Mainz, Berlin | analogo.de – Der Polit-Chef der Firma Cisco Systems GmbH, Wolfgang Percy Ott hat sein Versprechen gebrochen, Interviewfragen zu BIG DATA zu beantworten. Nachdem Ott die schriftlichen Interviewfragen vorlagen, versuchte der Head of Government Affairs Germany mehr Zeit zu gewinnen. Schließlich versprach Ott unserer Redaktion, die Fragen in ein paar Wochen bis zum 06. Januar 2017 beantwortet zu haben. Ott meldete sich nicht bei der Redaktion. Waren die Fragen zu brisant, wenn es um etwa um Stichworte wie Edward Snowden oder Ciscos Rolle beim Internetbau Chinas ging? Wir haben entschieden, die Interviewfragen als Schatten-Interview zu veröffentlichen, denn alleine die Fragestellungen haben einen hohen Aufklärungswert für sich.

Gleichzeitig wollen wir mit diesem Beitrag unseren Lesern einen kleinen Einblick vermitteln, wie Presse funktioniert. Denn schriftliche Interviews werden von den befragten Interviewpartnern nicht selten steril gewaschen. Könnten diese Fragen inhaltlich eine Tatsache offenlegen, die man gerne unter Verschluss hält, verweigern die Befragten meistens die Beantwortung der Frage. Vor einer fertigen Veröffentlichung stimmt man das Interview als Journalist mit den Befragten ab, sofern die Befragten überhaupt zum Interview angetreten sind. Hier wird im Vorfeld in der Regel gestrichen und korrigiert, was das Zeug hält. Ein schriftliches Interview läuft insofern immer in Gefahr, nicht beantwortet zu werden. Der Chefreporter des SWR, Thomas Leif berichtete in einer Vorlesung an der Johannes-Gutenberg Universität Mainz (JGU), wie er Wochen und Monate immer wieder diversen Interviewpartnern hinterherlief, bis er irgendwann einmal erfolgreich war. Das Ergebnis zum Thema Lobbyismus ist hier zu lesen.

Interessant ist auch der Hergang, wie Medien zu Interviewterminen oder überhaupt zu Informationen kommen. Wie alle Profis haben auch Journalisten ihre Netzwerke. Diese ragen oft sehr weit in die Entscheidungsebenen von Politik und Justiz hinein. So nahm der Herausgeber von analogo.de im Herbst 2016 an einem Pressegespräch des Justizministeriums Rheinland-Pfalz zum Thema Darknet teil.
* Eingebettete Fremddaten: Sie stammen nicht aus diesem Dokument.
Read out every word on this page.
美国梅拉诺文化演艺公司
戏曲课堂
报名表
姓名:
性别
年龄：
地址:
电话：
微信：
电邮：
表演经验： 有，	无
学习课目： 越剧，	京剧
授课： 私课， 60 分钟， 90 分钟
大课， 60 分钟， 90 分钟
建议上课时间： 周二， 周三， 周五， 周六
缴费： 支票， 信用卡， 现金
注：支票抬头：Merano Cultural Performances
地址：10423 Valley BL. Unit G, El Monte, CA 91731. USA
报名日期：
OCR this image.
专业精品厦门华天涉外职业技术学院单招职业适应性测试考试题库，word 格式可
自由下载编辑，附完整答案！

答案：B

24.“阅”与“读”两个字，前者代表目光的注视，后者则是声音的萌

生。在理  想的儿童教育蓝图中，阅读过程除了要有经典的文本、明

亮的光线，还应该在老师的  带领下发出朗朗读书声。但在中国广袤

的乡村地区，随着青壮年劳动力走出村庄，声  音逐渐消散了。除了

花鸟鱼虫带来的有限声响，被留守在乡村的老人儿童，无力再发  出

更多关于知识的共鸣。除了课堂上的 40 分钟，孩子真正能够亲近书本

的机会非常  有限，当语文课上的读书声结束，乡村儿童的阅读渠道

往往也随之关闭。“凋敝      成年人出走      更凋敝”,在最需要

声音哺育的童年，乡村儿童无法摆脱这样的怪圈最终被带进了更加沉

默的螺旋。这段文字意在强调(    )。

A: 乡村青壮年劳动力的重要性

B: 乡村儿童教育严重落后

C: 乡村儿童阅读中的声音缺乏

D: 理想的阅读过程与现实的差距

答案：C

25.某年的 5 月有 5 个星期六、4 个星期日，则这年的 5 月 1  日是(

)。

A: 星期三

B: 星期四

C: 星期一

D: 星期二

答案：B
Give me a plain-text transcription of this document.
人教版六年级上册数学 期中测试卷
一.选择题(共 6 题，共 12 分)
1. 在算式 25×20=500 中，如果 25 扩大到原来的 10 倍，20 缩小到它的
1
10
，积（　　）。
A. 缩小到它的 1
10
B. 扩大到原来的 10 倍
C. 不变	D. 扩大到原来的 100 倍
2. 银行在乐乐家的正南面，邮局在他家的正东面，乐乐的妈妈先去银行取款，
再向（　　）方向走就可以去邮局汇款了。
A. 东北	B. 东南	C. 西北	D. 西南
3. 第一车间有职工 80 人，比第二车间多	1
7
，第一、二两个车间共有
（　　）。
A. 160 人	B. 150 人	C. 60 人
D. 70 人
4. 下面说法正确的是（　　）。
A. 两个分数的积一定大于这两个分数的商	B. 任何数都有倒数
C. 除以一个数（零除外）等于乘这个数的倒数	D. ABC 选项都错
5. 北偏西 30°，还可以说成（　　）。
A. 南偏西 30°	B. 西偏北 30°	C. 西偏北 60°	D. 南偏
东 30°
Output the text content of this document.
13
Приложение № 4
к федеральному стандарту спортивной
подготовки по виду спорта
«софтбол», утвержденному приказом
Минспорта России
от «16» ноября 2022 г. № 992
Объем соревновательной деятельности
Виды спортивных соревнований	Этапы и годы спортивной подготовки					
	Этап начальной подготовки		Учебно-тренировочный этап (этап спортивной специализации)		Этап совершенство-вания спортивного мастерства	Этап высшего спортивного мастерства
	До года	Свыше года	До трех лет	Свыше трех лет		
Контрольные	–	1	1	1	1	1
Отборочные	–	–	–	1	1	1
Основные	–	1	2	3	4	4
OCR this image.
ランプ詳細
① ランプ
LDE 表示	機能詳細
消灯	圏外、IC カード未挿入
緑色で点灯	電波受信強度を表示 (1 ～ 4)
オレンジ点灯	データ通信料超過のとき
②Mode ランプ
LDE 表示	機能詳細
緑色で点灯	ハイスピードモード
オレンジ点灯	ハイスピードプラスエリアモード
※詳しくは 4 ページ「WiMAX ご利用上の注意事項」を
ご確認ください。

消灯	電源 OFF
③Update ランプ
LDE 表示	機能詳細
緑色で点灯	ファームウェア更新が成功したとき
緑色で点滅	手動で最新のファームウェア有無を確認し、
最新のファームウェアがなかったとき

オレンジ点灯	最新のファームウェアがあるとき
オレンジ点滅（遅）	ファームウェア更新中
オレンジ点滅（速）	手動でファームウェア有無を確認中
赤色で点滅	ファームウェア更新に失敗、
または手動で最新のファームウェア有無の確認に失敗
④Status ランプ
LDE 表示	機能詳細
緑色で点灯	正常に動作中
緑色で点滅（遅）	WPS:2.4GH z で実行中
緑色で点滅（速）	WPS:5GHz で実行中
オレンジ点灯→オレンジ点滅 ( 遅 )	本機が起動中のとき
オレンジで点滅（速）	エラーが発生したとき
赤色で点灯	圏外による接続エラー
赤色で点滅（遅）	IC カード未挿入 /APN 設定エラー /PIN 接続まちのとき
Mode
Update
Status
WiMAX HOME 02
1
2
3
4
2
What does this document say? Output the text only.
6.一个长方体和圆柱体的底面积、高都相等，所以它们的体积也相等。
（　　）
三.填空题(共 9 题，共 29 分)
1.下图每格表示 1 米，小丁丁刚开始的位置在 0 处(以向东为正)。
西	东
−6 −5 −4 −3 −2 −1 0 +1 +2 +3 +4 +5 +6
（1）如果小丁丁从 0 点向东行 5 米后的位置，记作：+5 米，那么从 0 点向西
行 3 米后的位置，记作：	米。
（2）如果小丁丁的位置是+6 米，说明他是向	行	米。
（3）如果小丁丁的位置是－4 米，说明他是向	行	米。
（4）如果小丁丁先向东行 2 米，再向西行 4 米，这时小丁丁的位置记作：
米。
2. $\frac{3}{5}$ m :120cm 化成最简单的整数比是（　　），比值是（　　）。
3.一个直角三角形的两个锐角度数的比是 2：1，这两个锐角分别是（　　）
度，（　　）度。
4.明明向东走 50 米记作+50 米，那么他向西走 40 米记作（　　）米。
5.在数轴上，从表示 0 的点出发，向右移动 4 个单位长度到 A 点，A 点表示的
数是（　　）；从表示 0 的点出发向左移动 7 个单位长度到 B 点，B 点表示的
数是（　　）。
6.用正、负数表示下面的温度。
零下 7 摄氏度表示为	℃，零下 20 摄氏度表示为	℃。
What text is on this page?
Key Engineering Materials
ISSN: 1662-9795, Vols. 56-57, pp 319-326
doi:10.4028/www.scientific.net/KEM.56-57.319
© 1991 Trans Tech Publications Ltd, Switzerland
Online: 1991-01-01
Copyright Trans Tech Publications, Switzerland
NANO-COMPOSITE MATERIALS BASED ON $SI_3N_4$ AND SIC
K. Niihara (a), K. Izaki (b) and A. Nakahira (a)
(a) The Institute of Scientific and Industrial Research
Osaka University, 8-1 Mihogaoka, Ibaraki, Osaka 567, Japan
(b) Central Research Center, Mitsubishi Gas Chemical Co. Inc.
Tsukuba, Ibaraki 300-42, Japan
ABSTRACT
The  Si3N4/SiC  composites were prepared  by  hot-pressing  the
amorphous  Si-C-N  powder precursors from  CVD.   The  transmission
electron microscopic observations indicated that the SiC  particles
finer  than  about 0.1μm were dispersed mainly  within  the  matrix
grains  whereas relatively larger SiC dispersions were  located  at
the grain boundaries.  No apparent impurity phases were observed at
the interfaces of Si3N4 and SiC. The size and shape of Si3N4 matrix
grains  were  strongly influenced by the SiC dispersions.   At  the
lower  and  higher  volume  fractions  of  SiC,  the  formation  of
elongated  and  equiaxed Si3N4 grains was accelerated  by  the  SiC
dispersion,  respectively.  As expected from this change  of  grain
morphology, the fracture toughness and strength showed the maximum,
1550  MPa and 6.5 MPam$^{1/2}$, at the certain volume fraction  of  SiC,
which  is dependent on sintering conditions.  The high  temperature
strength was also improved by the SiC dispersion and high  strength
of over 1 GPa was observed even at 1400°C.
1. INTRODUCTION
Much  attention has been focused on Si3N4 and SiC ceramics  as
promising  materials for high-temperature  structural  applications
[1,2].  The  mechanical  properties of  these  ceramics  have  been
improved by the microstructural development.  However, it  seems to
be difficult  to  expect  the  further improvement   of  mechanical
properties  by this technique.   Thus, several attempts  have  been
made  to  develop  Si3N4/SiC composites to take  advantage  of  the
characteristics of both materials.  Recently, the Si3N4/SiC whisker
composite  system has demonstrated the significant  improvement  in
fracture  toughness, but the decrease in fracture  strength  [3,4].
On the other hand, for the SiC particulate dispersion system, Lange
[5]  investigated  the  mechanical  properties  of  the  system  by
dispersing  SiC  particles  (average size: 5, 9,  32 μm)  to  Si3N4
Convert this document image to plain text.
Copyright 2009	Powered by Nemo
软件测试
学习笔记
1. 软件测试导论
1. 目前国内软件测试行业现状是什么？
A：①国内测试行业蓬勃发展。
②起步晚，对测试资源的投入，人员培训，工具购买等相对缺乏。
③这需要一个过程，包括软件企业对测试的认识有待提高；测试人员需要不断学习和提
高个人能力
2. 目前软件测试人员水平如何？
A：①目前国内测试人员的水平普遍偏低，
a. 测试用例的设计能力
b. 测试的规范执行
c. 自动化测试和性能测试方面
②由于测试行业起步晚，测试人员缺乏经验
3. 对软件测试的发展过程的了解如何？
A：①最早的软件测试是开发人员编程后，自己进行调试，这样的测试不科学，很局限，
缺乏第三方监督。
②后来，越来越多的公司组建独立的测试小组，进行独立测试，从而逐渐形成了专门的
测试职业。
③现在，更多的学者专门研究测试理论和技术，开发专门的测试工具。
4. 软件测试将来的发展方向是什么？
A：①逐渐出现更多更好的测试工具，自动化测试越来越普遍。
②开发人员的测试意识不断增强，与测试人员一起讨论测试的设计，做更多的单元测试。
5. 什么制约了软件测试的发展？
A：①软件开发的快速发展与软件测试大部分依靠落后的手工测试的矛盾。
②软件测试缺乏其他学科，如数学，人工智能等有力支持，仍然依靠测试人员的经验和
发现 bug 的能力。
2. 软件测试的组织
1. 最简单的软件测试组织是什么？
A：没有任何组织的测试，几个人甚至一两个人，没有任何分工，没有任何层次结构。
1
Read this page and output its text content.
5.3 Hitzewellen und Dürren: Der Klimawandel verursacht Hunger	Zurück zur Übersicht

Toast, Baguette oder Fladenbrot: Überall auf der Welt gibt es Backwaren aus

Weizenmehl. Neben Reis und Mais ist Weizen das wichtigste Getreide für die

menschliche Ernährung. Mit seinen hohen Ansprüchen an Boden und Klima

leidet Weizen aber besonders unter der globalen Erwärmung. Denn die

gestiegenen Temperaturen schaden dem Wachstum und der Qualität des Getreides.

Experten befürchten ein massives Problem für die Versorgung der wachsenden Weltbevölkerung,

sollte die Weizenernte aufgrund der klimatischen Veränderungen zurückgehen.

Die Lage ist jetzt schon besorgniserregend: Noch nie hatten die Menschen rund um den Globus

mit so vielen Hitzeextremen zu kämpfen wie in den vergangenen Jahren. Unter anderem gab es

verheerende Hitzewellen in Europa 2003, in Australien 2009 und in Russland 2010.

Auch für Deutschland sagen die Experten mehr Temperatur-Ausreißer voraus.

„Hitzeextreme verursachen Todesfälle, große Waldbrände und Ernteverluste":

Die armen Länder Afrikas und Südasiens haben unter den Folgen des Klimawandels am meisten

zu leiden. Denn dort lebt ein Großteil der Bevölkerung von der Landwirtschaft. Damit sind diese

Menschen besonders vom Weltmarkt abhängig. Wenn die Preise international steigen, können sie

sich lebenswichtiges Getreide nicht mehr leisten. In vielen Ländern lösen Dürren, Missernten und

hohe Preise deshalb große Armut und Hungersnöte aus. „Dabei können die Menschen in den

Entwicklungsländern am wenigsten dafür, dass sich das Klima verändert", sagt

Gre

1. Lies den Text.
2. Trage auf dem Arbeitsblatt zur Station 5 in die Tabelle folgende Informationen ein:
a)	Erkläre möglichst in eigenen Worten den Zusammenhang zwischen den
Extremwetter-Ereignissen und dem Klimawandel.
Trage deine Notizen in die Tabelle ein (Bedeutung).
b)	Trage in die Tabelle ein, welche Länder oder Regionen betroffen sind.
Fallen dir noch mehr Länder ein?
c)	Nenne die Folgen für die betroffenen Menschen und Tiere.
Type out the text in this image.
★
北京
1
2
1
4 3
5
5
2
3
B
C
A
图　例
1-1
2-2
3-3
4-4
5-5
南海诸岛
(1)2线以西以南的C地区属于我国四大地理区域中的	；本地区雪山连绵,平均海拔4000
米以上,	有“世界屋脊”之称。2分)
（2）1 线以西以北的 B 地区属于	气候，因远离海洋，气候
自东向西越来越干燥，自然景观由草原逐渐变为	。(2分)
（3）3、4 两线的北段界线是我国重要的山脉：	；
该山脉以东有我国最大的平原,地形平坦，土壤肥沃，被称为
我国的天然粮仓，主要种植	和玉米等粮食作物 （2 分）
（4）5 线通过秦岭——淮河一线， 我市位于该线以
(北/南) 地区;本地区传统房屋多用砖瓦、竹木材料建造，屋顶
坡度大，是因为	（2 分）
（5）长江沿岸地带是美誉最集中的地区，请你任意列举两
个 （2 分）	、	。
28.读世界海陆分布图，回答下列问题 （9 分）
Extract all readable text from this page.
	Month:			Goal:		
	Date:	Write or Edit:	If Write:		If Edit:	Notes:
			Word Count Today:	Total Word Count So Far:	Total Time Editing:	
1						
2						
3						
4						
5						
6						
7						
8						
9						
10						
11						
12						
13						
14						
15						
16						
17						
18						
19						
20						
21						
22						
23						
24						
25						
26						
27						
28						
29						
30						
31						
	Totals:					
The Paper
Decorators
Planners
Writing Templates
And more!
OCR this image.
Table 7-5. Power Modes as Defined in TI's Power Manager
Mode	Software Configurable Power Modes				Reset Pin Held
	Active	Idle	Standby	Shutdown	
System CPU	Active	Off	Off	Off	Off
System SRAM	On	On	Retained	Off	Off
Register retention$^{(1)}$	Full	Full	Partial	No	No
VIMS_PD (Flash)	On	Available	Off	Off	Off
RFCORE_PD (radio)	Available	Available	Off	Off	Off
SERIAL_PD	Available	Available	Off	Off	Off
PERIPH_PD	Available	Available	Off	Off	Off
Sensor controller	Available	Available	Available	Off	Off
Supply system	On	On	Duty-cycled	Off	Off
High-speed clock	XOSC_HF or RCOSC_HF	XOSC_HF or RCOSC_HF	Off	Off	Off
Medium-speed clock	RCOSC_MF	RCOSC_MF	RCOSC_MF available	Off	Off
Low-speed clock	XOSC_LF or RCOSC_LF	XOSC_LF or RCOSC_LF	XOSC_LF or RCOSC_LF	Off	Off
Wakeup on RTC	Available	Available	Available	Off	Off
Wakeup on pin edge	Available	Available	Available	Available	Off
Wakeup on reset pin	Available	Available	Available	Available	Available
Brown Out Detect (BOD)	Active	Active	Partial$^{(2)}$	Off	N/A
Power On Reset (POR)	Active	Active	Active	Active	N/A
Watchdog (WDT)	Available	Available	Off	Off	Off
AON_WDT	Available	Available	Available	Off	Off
Nach Präsentation und Fragerunde gab’s Schnittchen und guten Wein im Partykeller. In angenehmer Atmosphäre konnten sich so die einladenden Politiker und Staatsanwälte mit den eingeladenen Journalistenkollegen der dpa, des SWR, der taz oder von analogo.de vertiefend über dieses und auch jenes Thema unterhalten.

In Bezug zu Justizangelegenheiten und BIG DATA erhielt unsere Redaktion im Herbst in einer typischen PR-Rundmail einen Hinweis, dass die Rechtsanwaltskammer Koblenz in Mainz am 9. November 2016 zu einer Podiumsdiskussion zum Thema BIG DATA einlädt. Mit der Organisation war unter anderem eine PR-Agentur aus Hamburg beauftragt. In der Rundmail wurden wir gebeten die Podiumsdiskussion anzukündigen. Man vermittle zudem gerne ein Interview zu einem der Podiumsdiskussionsteilnehmer. Wolfgang Percy Ott von Cisco sagte uns ein Interview zu, und brach schließlich sein Versprechen.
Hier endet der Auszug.